Dürziler bazı ülkelerde kendi “iç hukuklarını” uygulamakta serbestler. Mesela Lübnan, Suriye ve İsrail’de bulunan Dürzi mahkemeleri vardır. 1948 yılında Lübnan Dürzi Şahıs Hukuku’nu uygulayarak yargılama kararları almaktadırlar.
Günümüzde nüfusu 800 bin ile 2.5 milyon arasında olduğu tahmin edilen Dürzilerin çoğunluğu Suriye, Lübnan, İsrail ve Ürdün’de yaşamaktadır. Ancak demografik veya politik üstünlüğe sahip oldukları bir ülke veya hamileri bulunmamaktadır. Dürzilerin çoğunlukla yaşadığı Levant bölgesine bakıldığında; genel hatlarıyla Suudi Arabistan’ın Sünnileri, İran’ın Şiileri, Vatikan’ın Katolikleri, Rusya ve Yunanistan’ın Ortodoksları, İsrail’in Yahudileri destekledikleri bir ortamda Dürzileri destekleyen, varoluş mücadelelerinin arkasında olan bir devlet mevcut değildir.
Sonuç olarak İsrail, varoluşsal mücadeleleri her daim taze olan ve tarihte bir çok kez katliamlara maruz kalarak yerinden edilen Dürziler’i kullanmaktadır.

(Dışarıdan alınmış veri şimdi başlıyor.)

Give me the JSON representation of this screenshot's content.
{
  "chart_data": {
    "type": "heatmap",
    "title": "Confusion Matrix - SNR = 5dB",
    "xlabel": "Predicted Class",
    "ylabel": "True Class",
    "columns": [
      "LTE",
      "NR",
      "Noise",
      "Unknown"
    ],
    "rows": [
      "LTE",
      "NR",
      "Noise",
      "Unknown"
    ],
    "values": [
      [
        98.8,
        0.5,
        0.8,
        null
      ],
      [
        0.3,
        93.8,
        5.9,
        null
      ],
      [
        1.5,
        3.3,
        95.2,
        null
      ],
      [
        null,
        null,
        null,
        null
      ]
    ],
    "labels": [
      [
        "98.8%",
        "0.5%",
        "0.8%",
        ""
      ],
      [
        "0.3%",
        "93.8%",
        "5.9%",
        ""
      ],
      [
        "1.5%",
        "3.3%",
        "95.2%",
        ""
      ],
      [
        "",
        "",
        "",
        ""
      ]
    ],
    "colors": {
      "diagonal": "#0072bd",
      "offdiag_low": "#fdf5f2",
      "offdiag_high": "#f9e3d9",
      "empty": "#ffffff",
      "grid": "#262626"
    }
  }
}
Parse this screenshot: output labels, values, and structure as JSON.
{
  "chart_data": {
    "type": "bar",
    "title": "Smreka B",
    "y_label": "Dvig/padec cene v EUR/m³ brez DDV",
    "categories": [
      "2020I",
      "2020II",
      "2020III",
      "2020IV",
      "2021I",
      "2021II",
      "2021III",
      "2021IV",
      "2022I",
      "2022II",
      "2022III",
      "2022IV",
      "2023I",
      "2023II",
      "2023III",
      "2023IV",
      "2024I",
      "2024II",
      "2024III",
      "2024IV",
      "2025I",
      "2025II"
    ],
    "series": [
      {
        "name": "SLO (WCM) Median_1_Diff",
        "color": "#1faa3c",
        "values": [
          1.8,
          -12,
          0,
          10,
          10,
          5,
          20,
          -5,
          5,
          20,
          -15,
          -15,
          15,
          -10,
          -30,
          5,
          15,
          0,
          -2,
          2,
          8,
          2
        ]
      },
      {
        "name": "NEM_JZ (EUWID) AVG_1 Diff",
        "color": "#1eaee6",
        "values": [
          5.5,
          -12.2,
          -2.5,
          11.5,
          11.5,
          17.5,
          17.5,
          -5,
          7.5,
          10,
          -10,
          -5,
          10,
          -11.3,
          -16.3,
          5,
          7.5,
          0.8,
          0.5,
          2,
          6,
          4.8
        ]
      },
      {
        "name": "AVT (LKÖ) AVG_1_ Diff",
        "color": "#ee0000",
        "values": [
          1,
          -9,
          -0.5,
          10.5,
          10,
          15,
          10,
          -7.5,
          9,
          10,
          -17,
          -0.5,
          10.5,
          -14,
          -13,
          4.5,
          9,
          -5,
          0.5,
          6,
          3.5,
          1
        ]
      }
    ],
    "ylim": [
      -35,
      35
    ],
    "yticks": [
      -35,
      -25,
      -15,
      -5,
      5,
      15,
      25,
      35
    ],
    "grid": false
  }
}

Bu nedenle İsrail Suriye’de kendisini Dürzilerin koruyucusu ilan ederek kendi planlarına ve projelerine alan açma peşinde olduğu aşikardır. İlk aşamada bu plan dahilinde Suriye’yi bölmeye yönelik bir politik nüfuz olduğu söylenebilir. İsrail’in Dürziler’in güvenliğini bahane ederek Suriye’yi parçalara ayırmak istemesi bölgedeki kaosu derinleştirmeye yol açacağı kuvvetle muhtemeldir.